IX. La república aérea
–La necesidad de la secesión
–Las heridas profundas
–La dictadura para perderse
–El final esperado
Bibliografía esencial
Créditos
Simón Bolívar
Esbozo biográfico

Para Nahia, Eneko e Iker, mis nietos imperiales

Explicación

Siempre quise escribir sobre el Libertador desde la obligación del historiador en nuestros días, como escriben los colegas franceses sobre Napoleón, o como hacen los colegas italianos con Garibaldi y los mexicanos con Benito Juárez y los uruguayos con José Gervasio Artigas, por ejemplo. ¿Qué hacen ellos con sus respectivos héroes, con figuras esenciales de su pasado que gozan del respeto y del afecto de la sociedad? Ajustan sus apreciaciones a las necesidades de la investigación entendida en sentido moderno, no se conforman con la afirmación de anteriores pontífices, buscan con honestidad nuevos caminos para la exploración y tratan de aportar conocimientos diversos sobre el objeto de su análisis, sin detenerse en factores externos a la investigación que puedan entorpecer su obligación con la verdad, o con aquello que se entiende por verdad debido a la evolución del método histórico y a la invitación de la autonomía, un ingrediente que abona, cada vez con mayor asiduidad, la parcela de la historiografía.

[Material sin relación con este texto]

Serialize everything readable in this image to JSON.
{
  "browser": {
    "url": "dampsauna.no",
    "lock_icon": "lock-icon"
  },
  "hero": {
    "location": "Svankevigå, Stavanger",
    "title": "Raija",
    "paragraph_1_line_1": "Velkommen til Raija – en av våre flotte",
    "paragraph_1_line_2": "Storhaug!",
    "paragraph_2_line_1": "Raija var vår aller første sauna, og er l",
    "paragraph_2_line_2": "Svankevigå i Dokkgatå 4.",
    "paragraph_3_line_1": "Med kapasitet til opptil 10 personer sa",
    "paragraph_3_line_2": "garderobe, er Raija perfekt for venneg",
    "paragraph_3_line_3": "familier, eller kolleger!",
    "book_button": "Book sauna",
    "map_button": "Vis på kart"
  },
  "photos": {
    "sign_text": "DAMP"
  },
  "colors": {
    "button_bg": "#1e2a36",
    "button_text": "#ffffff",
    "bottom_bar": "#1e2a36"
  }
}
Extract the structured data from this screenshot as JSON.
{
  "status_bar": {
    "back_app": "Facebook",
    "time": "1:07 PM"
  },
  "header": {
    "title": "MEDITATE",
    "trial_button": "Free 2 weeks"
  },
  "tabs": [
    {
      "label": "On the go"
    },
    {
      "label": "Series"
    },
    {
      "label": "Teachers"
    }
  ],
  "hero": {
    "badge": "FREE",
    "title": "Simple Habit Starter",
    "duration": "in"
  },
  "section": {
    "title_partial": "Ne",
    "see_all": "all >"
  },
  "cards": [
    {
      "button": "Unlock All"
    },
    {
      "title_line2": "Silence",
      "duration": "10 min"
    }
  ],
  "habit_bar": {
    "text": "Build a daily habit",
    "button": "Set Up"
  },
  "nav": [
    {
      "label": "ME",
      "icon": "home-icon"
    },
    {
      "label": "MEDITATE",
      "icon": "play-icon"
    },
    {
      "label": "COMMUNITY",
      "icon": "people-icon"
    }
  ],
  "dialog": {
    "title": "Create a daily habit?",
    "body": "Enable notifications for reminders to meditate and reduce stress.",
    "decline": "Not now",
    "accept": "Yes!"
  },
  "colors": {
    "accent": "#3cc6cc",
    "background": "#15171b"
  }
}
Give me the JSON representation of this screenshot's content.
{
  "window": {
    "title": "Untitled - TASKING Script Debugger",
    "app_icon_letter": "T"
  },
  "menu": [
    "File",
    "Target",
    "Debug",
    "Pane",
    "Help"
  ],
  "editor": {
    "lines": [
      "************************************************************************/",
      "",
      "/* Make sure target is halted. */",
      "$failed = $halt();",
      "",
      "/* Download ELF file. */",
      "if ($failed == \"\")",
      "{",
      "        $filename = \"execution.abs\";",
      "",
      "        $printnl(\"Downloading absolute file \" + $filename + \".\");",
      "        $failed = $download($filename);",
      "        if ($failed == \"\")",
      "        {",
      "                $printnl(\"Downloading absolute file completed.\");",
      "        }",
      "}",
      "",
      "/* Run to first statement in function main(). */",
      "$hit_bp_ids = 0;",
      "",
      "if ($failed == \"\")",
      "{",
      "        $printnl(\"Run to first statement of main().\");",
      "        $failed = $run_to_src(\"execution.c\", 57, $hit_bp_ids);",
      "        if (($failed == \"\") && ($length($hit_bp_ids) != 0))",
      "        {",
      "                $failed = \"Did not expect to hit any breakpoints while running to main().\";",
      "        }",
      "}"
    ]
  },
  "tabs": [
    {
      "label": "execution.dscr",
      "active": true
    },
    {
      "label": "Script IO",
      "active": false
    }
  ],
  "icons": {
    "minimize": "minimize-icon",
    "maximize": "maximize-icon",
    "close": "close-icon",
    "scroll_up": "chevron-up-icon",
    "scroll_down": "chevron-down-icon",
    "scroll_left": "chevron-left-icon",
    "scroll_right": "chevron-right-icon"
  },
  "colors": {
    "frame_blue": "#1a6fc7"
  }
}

Su propósito no es el héroe, en última instancia, sino la sociedad de la que formó parte y a la que se deben como investigadores. No la emprenden contra los grandes hombres que rindieron invalorables servicios a su tiempo, ni se preocupan por pulir sus pedestales. Los miran desde la perspectiva del futuro y de la claridad reclamada por ese futuro, sin involucrarse en la anacrónica misión de proclamar o demoler el prestigio de los difuntos. La resurrección de un héroe se justifica así en función de los requerimientos de la posteridad y de los mandamientos de las ciencias sociales, cuyo propósito es la explicación de fenómenos colectivos en los cuales cada segmento de la sociedad y cada individuo hacen en su época un papel no pocas veces escamoteado por el empeño en fijarse en un protagonista esclarecido. Rescatan al héroe de las manos de sus apologistas y de sus detractores, en suma, para que sus obras se parezcan a las de los prójimos sobresalientes o diminutos de cada período histórico, sin asumir el trabajo de recalcar sus virtudes y de inflar sus pecados cuando la lectura sesgada de las fuentes lo permite.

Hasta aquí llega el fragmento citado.